Plötzlich musste er mit aller Kraft eine ihn überwältigende Verzweiflung niederringen. Sie schlang sich um seine Brust wie eine Drahtschlinge, ein eisernes Band, aus dem es kein Entkommen gab. Er musste heftig durch den Mund atmen, weil er plötzlich das Gefühl hatte, keine Luft zu bekommen.

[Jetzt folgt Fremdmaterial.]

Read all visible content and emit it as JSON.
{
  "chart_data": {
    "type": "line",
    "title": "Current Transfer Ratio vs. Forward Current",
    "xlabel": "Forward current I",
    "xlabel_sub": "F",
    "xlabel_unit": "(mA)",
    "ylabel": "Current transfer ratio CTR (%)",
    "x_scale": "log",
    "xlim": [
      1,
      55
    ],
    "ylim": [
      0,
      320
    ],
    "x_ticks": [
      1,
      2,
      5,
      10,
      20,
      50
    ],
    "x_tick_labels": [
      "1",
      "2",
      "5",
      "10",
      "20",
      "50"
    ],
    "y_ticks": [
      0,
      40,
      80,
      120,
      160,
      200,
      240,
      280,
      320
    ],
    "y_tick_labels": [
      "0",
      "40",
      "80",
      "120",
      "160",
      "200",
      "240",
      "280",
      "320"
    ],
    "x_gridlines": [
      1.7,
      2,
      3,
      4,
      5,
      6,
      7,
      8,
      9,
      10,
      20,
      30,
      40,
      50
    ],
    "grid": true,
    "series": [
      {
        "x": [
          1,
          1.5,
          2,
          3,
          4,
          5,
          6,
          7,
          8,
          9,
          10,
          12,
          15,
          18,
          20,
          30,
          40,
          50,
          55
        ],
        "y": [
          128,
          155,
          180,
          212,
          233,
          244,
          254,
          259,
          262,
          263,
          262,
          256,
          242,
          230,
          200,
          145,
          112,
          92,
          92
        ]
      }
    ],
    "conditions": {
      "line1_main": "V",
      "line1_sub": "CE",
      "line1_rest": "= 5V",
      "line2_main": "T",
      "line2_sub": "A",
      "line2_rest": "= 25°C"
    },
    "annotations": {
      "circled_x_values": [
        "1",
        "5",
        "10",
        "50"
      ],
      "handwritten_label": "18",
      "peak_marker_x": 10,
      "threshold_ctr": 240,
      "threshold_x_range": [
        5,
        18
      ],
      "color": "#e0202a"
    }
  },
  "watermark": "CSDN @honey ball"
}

Dann trat plötzlich ganz leise jemand in den Raum. »Eric?«

Der Augenblick gefror.

Eric starrte die schlanke, dunkelhaarige Frau an. Er wollte seinen Augen nicht trauen. »Silke?« Er konnte das Wort selbst kaum verstehen. Sein Hals war ganz trocken, weil er so lange nicht gesprochen hatte.

Frau Schmitt hob ihren langen Zeigefinger an die Lippen. »Bleib ruhig, Eric. Ich sorge dafür, dass du hier rauskommst.« Dann zog sie sich wieder auf Zehenspitzen zurück.

»Silke, warte – …«, krächzte er, doch sie warf ihm einen warnenden Blick zu, der sofort wieder weich wurde.

»Pssst. Alles wird gut«, versprach sie flüsternd. Und verschwand.